Your next refrigerator could be magnet-powered

Newly identified ‘universal’ property of metamagnets may lead to everyday uses

Update: 2014-04-30 14:20 GMT

A new physics discovery made by a University of Virginia-led team may lead to more efficient refrigerators, heat pumps and airport scanners, among many possible uses –perhaps within a decade.

The team of physicists and materials scientists have discovered a universal law governing the magnetic properties of metamagnets – metal alloys that can undergo dramatic increases in magnetization when a small external magnetic field is applied, such as from a permanent magnet or an electromagnet.

The scientists have discovered that the magnetic effect of apparently all metamagnets is that it is non-linear. When these metamagnets are placed in an initial magnetic field and the field is doubled, they more than double in magnetic strength. This is significant because eventually scientists and engineers likely will harness this unique property for a variety of applications, including refrigeration.

“We found that this nonlinear property has the same quantitative behavior in all different types of metamagnets, which is the universal law,” said Bellave Shivaram, a University of Virginia professor of physics who led the studies, which were conducted in his lab and using materials synthesized at Argonne National Laboratory in Illinois.

The findings are published in separate papers currently online in the journals Physical Review B: Rapid Communications, and Review of Scientific Instruments.

According to Shivaram, the newly unveiled non-linear property can be exploited in many ways.

“A very useful property of this type of magnetism is in magnetic refrigeration,” he said. “Magnetic refrigerators are not commonplace; they still are in the experimental stage. But they could eventually become part of everyday home appliances, from heat pumps to the refrigerators we store food in.”

Currently, metamagnets produce efficient cooling only at very low temperatures, using superconducting magnets, making them impractical for general refrigeration.

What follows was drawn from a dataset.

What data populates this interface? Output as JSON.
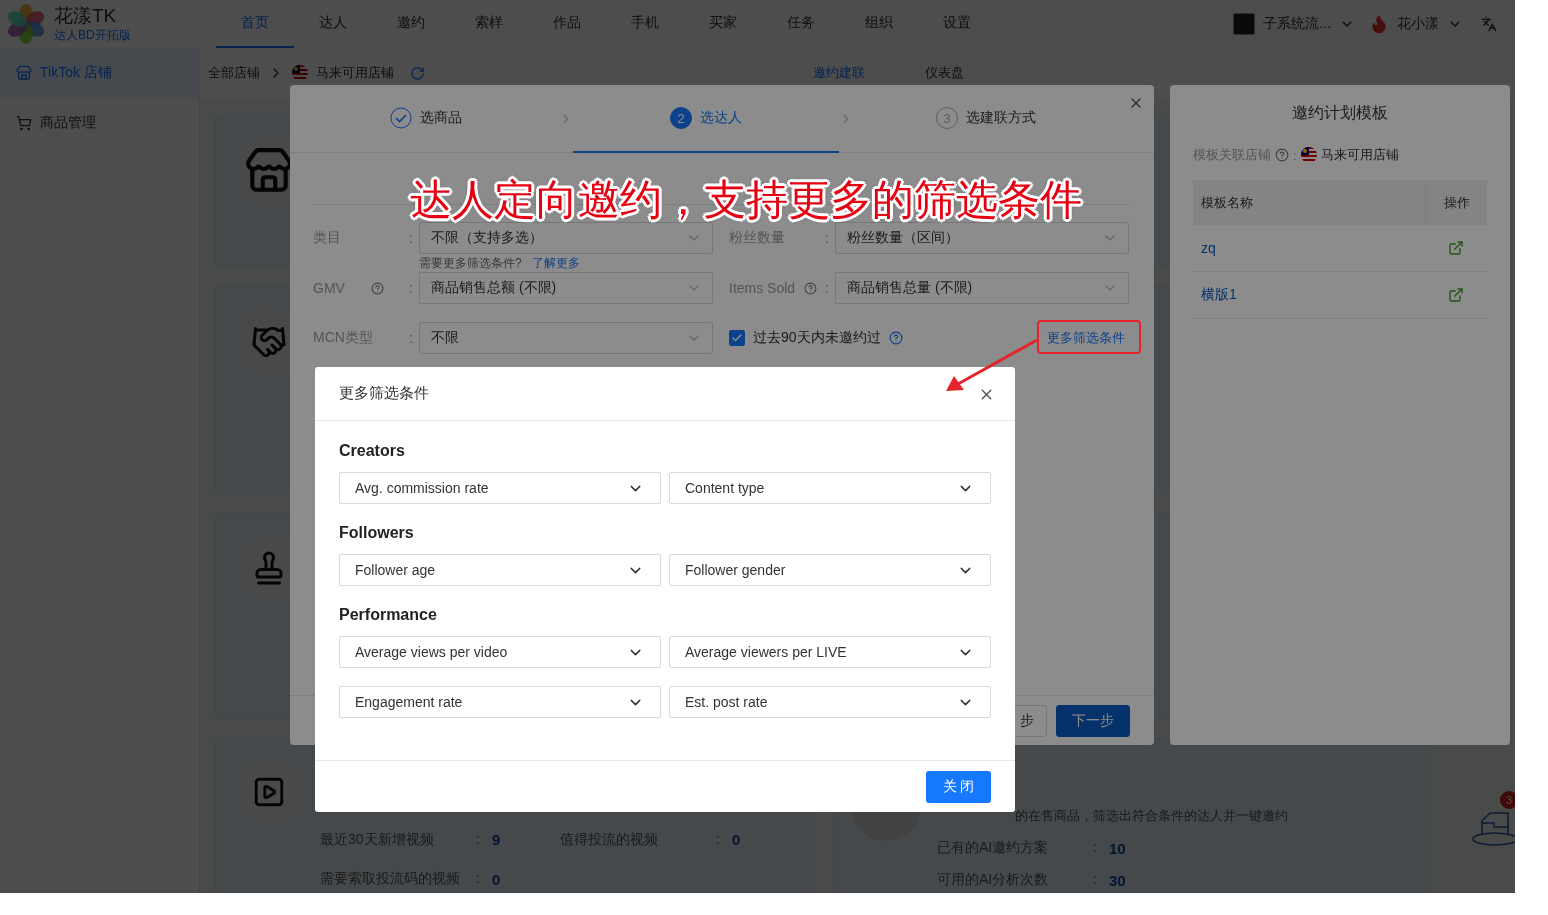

“With the new discoveries of the properties of metamagnets, they could become part of everyday home appliances within a decade or so,” Shivaram said.

Current refrigerators are among the biggest consumers of energy in the home. They include several moving parts, which make them costly to repair, and they can leak fluorocarbons into the atmosphere, which can deplete ozone. Refrigerators of the future, using metamagnets, would have fewer moving parts, would not require refrigerants, and, likely would use less electricity, Shivaram said.

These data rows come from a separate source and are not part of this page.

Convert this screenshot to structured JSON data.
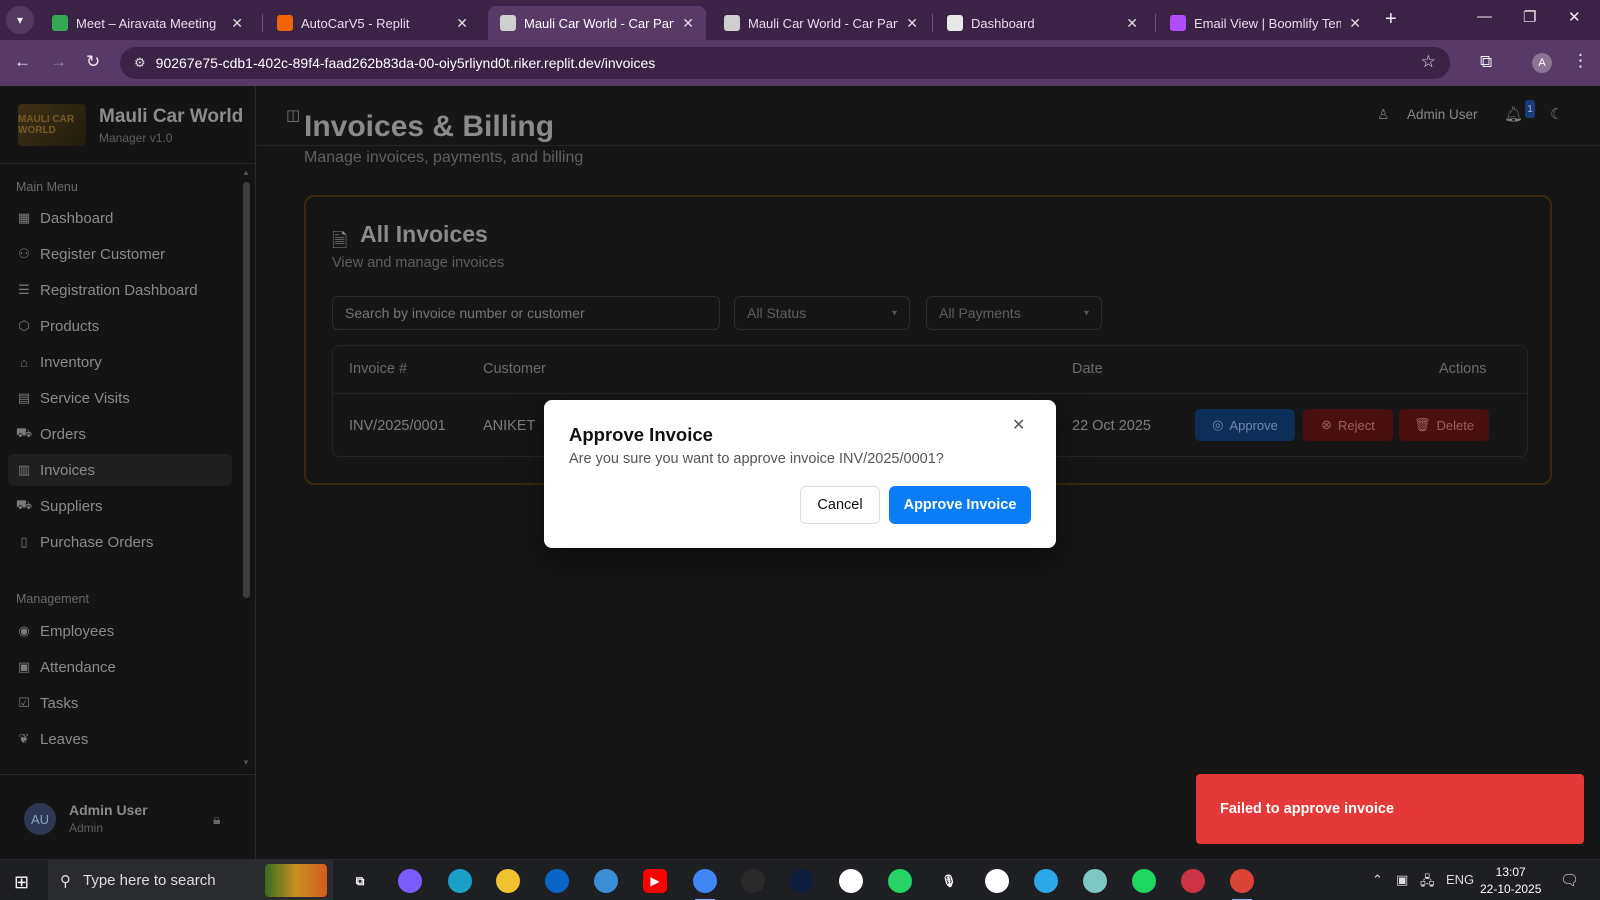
{
  "browser": {
    "tabs": [
      {
        "title": "Meet – Airavata Meeting",
        "icon": "google-meet-icon",
        "color": "#34a853"
      },
      {
        "title": "AutoCarV5 - Replit",
        "icon": "replit-icon",
        "color": "#f26207"
      },
      {
        "title": "Mauli Car World - Car Parts &",
        "icon": "globe-icon",
        "color": "#cfcfcf",
        "active": true
      },
      {
        "title": "Mauli Car World - Car Parts &",
        "icon": "globe-icon",
        "color": "#cfcfcf"
      },
      {
        "title": "Dashboard",
        "icon": "document-icon",
        "color": "#e8e8e8"
      },
      {
        "title": "Email View | Boomlify Tempo",
        "icon": "boomlify-icon",
        "color": "#b14cff"
      }
    ],
    "url": "90267e75-cdb1-402c-89f4-faad262b83da-00-oiy5rliynd0t.riker.replit.dev/invoices",
    "profile_initial": "A"
  },
  "sidebar": {
    "logo_text": "MAULI CAR WORLD",
    "brand_name": "Mauli Car World",
    "brand_version": "Manager v1.0",
    "main_menu_label": "Main Menu",
    "main_items": [
      {
        "label": "Dashboard",
        "icon": "grid-icon"
      },
      {
        "label": "Register Customer",
        "icon": "user-plus-icon"
      },
      {
        "label": "Registration Dashboard",
        "icon": "list-check-icon"
      },
      {
        "label": "Products",
        "icon": "package-icon"
      },
      {
        "label": "Inventory",
        "icon": "warehouse-icon"
      },
      {
        "label": "Service Visits",
        "icon": "clipboard-icon"
      },
      {
        "label": "Orders",
        "icon": "cart-icon"
      },
      {
        "label": "Invoices",
        "icon": "receipt-icon",
        "active": true
      },
      {
        "label": "Suppliers",
        "icon": "truck-icon"
      },
      {
        "label": "Purchase Orders",
        "icon": "file-icon"
      }
    ],
    "management_label": "Management",
    "management_items": [
      {
        "label": "Employees",
        "icon": "user-circle-icon"
      },
      {
        "label": "Attendance",
        "icon": "calendar-icon"
      },
      {
        "label": "Tasks",
        "icon": "checkbox-icon"
      },
      {
        "label": "Leaves",
        "icon": "leaf-icon"
      }
    ],
    "user": {
      "initials": "AU",
      "name": "Admin User",
      "role": "Admin"
    }
  },
  "topbar": {
    "user_name": "Admin User",
    "notification_count": "1"
  },
  "page": {
    "title": "Invoices & Billing",
    "subtitle": "Manage invoices, payments, and billing",
    "card_title": "All Invoices",
    "card_subtitle": "View and manage invoices",
    "search_placeholder": "Search by invoice number or customer",
    "status_filter": "All Status",
    "payment_filter": "All Payments",
    "columns": [
      "Invoice #",
      "Customer",
      "Date",
      "Actions"
    ],
    "row": {
      "invoice_no": "INV/2025/0001",
      "customer": "ANIKET",
      "date": "22 Oct 2025",
      "approve_label": "Approve",
      "reject_label": "Reject",
      "delete_label": "Delete"
    }
  },
  "modal": {
    "title": "Approve Invoice",
    "message": "Are you sure you want to approve invoice INV/2025/0001?",
    "cancel_label": "Cancel",
    "confirm_label": "Approve Invoice"
  },
  "toast": {
    "message": "Failed to approve invoice",
    "color": "#e53939"
  },
  "taskbar": {
    "search_placeholder": "Type here to search",
    "language": "ENG",
    "time": "13:07",
    "date": "22-10-2025"
  }
}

“In these new materials, the magnetism can be cycled on and off, enabling heat to be pumped away in a manner similar to what happens in a heat pump today,” Shivaram said. “In today’s heat pump, we use pressure to cycle the cooling medium from liquid to vapor phase. In the new magnetic refrigerators we will use a magnetic material and cycle the magnetic field instead.”

Another possible application for metamagnets would be, as an example, more effective airport screening devices. Such screeners use harmless terahertz waves to scan through materials. A screener using metamagnets would generate more efficient generation of terahertz waves, Shivaram said, by converting high-powered, low-frequency radio waves into terahertz waves by using the non-linear properties of metamagnets.

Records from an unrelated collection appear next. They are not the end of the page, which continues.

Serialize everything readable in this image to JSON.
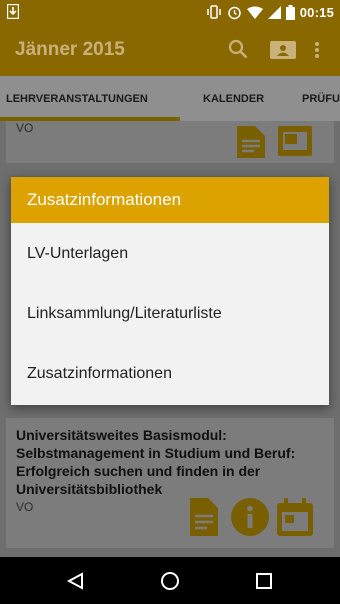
{
  "status_bar": {
    "time": "00:15",
    "left_icon": "download-icon",
    "right_icons": [
      "vibrate-icon",
      "alarm-icon",
      "wifi-icon",
      "signal-icon",
      "battery-icon"
    ]
  },
  "app_bar": {
    "title": "Jänner 2015",
    "icons": [
      "search-icon",
      "contact-card-icon",
      "more-vert-icon"
    ]
  },
  "tabs": [
    {
      "label": "LEHRVERANSTALTUNGEN",
      "selected": true
    },
    {
      "label": "KALENDER",
      "selected": false
    },
    {
      "label": "PRÜFU",
      "selected": false
    }
  ],
  "cards": [
    {
      "type_partial": "VO",
      "icons": [
        "document-icon",
        "window-icon"
      ]
    },
    {
      "title": "Universitätsweites Basismodul: Selbstmanagement in Studium und Beruf: Erfolgreich suchen und finden in der Universitätsbibliothek",
      "type": "VO",
      "icons": [
        "document-icon",
        "info-icon",
        "calendar-icon"
      ]
    }
  ],
  "dialog": {
    "title": "Zusatzinformationen",
    "items": [
      "LV-Unterlagen",
      "Linksammlung/Literaturliste",
      "Zusatzinformationen"
    ]
  },
  "colors": {
    "app_bar": "#8a6800",
    "dialog_header": "#dca300",
    "icon_accent": "#7a5f00"
  },
  "nav_bar": {
    "icons": [
      "back-icon",
      "home-icon",
      "recents-icon"
    ]
  }
}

“By discovering the properties of these materials we’ve shown their promise,” Shivaram said. “We will figure out future directions and what new materials we should go after for possible uses.”

His co-authors on the Physical Review B paper are former U.Va. graduate student Brian Dorsey, materials scientist David Hinks of Argonne National Laboratory and physicist Pradeep Kumar of the University of Florida. This collaborative work is continuing and recently has been augmented with the participation of Vittorio Celli, U.Va. professor emeritus of physics.